Reviewer: Dave Cunningham
Few things are more irritating than an unexpected support act being added to the bill. Peter Brush, however, is a refreshing surprise. He has a laid back, almost hesitant, delivery and material with bright contemporary references and hints of darkness.
You couldn’t call Stephen K. Amos laid back but then the title of the show,The Laughter Master,proves he does not suffer from false modesty. It is hard to say, however, how far the show at The Lowry is typical of the tour. Amos acknowledges that it is all over the place – full of improvisation with the occasionally old favourite.
The first 30 minutes or so consists of a side-splitting improvised chat with the audience. Amos endears himself by slagging off neighbouring towns and mocking their eccentricities. He brings to mind Ken Dodd as both have an apparent effortless rapport that allows them to mercilessly mock the audience without causing offence. In Amos’s case he is adored – this seems the most popular part of the show. Amos is a generous host and genuinely loves moments when a heckler is able to catch him out repeating a comment he made earlier in the routine.
The issue of race runs through the show. Rather than project anger at past abuses, Amos is mischievous with a hint of rueful regret. The very well-spoken Amos recalls how Prince Harry commented that he did not sound like a ‘black chap’ and regrets not replying that the Prince did not resemble his father. He explains how the TV mini-series Roots helped to define the identity of his generation; but then again the options were not wide –he could hardly relate to Love Thy Neighbour.

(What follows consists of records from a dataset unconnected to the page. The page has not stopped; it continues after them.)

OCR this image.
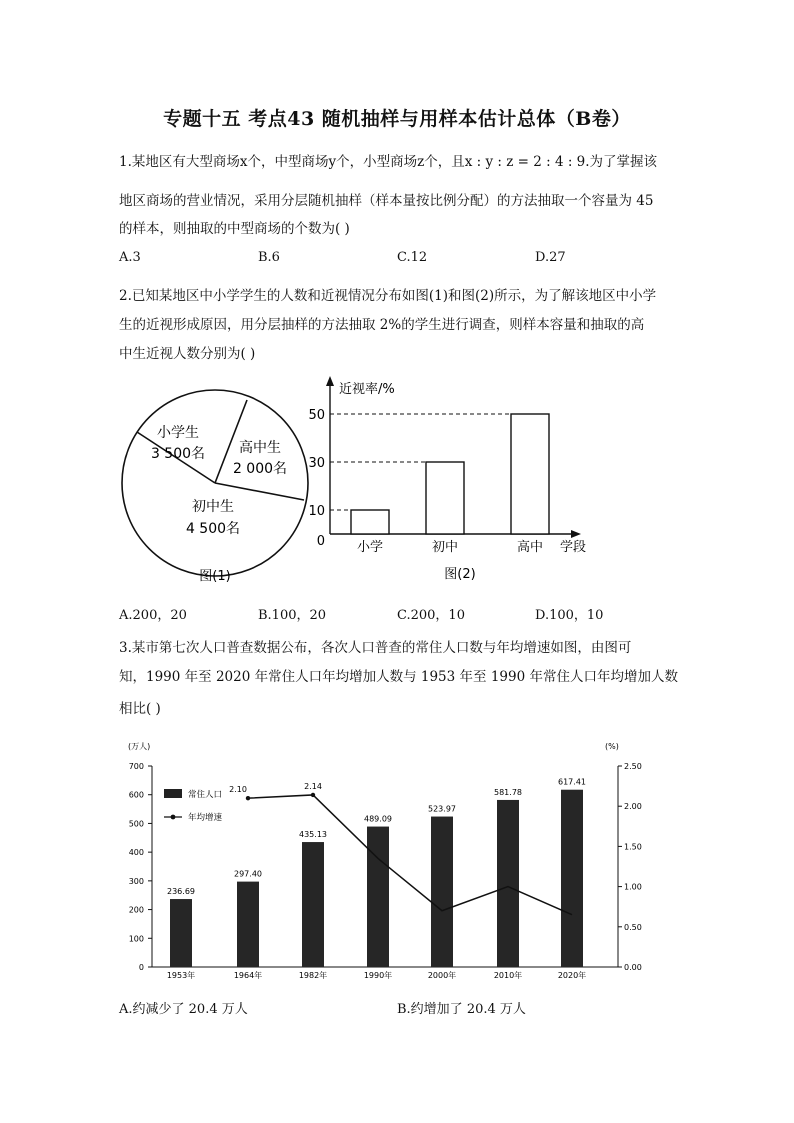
专题十五 考点43 随机抽样与用样本估计总体（B卷）
1.某地区有大型商场x个，中型商场y个，小型商场z个，且x : y : z = 2 : 4 : 9.为了掌握该
地区商场的营业情况，采用分层随机抽样（样本量按比例分配）的方法抽取一个容量为 45
的样本，则抽取的中型商场的个数为( )
A.3	B.6	C.12	D.27
2.已知某地区中小学学生的人数和近视情况分布如图(1)和图(2)所示，为了解该地区中小学
生的近视形成原因，用分层抽样的方法抽取 2%的学生进行调查，则样本容量和抽取的高
中生近视人数分别为( )
小学生
3 500名 高中生
2 000名
初中生
4 500名
图(1)
近视率/%
学段
图(2)
10
小学
30
初中
50
高中
0
A.200，20	B.100，20	C.200，10	D.100，10
3.某市第七次人口普查数据公布，各次人口普查的常住人口数与年均增速如图，由图可
知，1990 年至 2020 年常住人口年均增加人数与 1953 年至 1990 年常住人口年均增加人数
相比( )
(万人)	(%)
常住人口
年均增速
700
600
500
400
300
200
100
0
2.50
2.00
1.50
1.00
0.50
0.00
236.69
1953年
297.40
1964年
435.13
1982年
489.09
1990年
523.97
2000年
581.78
2010年
617.41
2020年
2.10	2.14
A.约减少了 20.4 万人	B.约增加了 20.4 万人
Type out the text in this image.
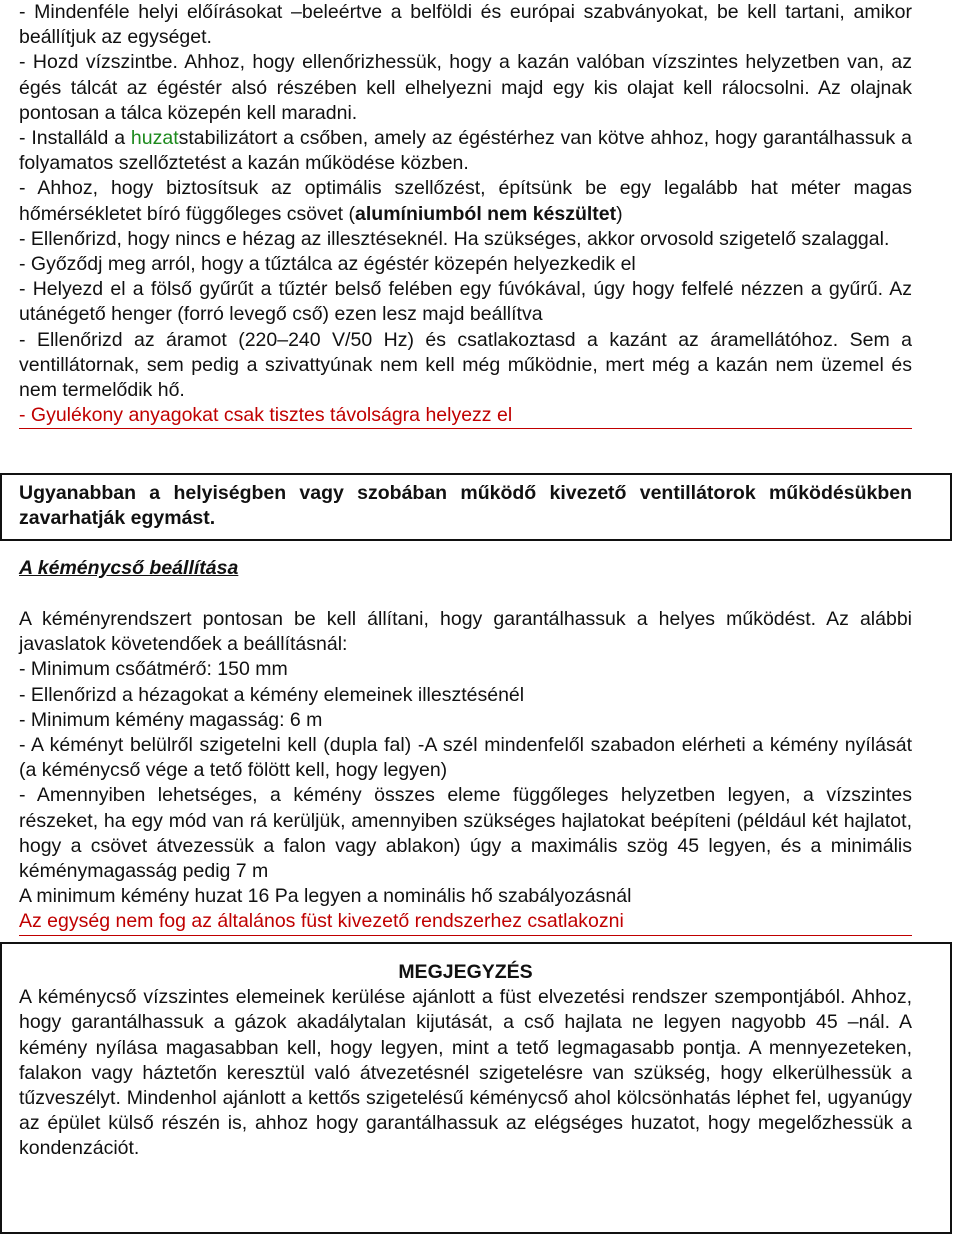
- Mindenféle helyi előírásokat –beleértve a belföldi és európai szabványokat, be kell tartani, amikor beállítjuk az egységet.

- Hozd vízszintbe. Ahhoz, hogy ellenőrizhessük, hogy a kazán valóban vízszintes helyzetben van, az égés tálcát az égéstér alsó részében kell elhelyezni majd egy kis olajat kell rálocsolni. Az olajnak pontosan a tálca közepén kell maradni.

- Installáld a huzatstabilizátort a csőben, amely az égéstérhez van kötve ahhoz, hogy garantálhassuk a folyamatos szellőztetést a kazán működése közben.

- Ahhoz, hogy biztosítsuk az optimális szellőzést, építsünk be egy legalább hat méter magas hőmérsékletet bíró függőleges csövet (alumíniumból nem készültet)

- Ellenőrizd, hogy nincs e hézag az illesztéseknél. Ha szükséges, akkor orvosold szigetelő szalaggal.

- Győződj meg arról, hogy a tűztálca az égéstér közepén helyezkedik el

- Helyezd el a fölső gyűrűt a tűztér belső felében egy fúvókával, úgy hogy felfelé nézzen a gyűrű. Az utánégető henger (forró levegő cső) ezen lesz majd beállítva

- Ellenőrizd az áramot (220–240 V/50 Hz) és csatlakoztasd a kazánt az áramellátóhoz. Sem a ventillátornak, sem pedig a szivattyúnak nem kell még működnie, mert még a kazán nem üzemel és nem termelődik hő.

- Gyulékony anyagokat csak tisztes távolságra helyezz el

Ugyanabban a helyiségben vagy szobában működő kivezető ventillátorok működésükben zavarhatják egymást.
A kéménycső beállítása

A kéményrendszert pontosan be kell állítani, hogy garantálhassuk a helyes működést. Az alábbi javaslatok követendőek a beállításnál:

- Minimum csőátmérő: 150 mm

- Ellenőrizd a hézagokat a kémény elemeinek illesztésénél

- Minimum kémény magasság: 6 m

- A kéményt belülről szigetelni kell (dupla fal) -A szél mindenfelől szabadon elérheti a kémény nyílását (a kéménycső vége a tető fölött kell, hogy legyen)

- Amennyiben lehetséges, a kémény összes eleme függőleges helyzetben legyen, a vízszintes részeket, ha egy mód van rá kerüljük, amennyiben szükséges hajlatokat beépíteni (például két hajlatot, hogy a csövet átvezessük a falon vagy ablakon) úgy a maximális szög 45 legyen, és a minimális kéménymagasság pedig 7 m

A minimum kémény huzat 16 Pa legyen a nominális hő szabályozásnál

Az egység nem fog az általános füst kivezető rendszerhez csatlakozni

MEGJEGYZÉS

A kéménycső vízszintes elemeinek kerülése ajánlott a füst elvezetési rendszer szempontjából. Ahhoz, hogy garantálhassuk a gázok akadálytalan kijutását, a cső hajlata ne legyen nagyobb 45 –nál. A kémény nyílása magasabban kell, hogy legyen, mint a tető legmagasabb pontja. A mennyezeteken, falakon vagy háztetőn keresztül való átvezetésnél szigetelésre van szükség, hogy elkerülhessük a tűzveszélyt. Mindenhol ajánlott a kettős szigetelésű kéménycső ahol kölcsönhatás léphet fel, ugyanúgy az épület külső részén is, ahhoz hogy garantálhassuk az elégséges huzatot, hogy megelőzhessük a kondenzációt.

When Amos gets around to the formal scripted part of the show, he addresses the issue of conflict but spins off at so many tangents he never really reaches a conclusion. Much of the humour arises from societal changes between the generations. Amos exaggerates his amazement at being handed a drink by a white man – how things have changed.
Amos acknowledges that The Laughter Master is self-indulgent, he persists in adopting accents even though he is hopeless at them. When a routine doesn’t secure the expected response he painstakingly breaks it down clarifying the meaning of certain words and phrases. It’s funny the first time but much less so the second.
One hopes that the performance at The Lowry is typical of the tour and that other venues will get the chance to appreciate work of this quality. Both the audience and the star agree that the show has been ramshackle but special.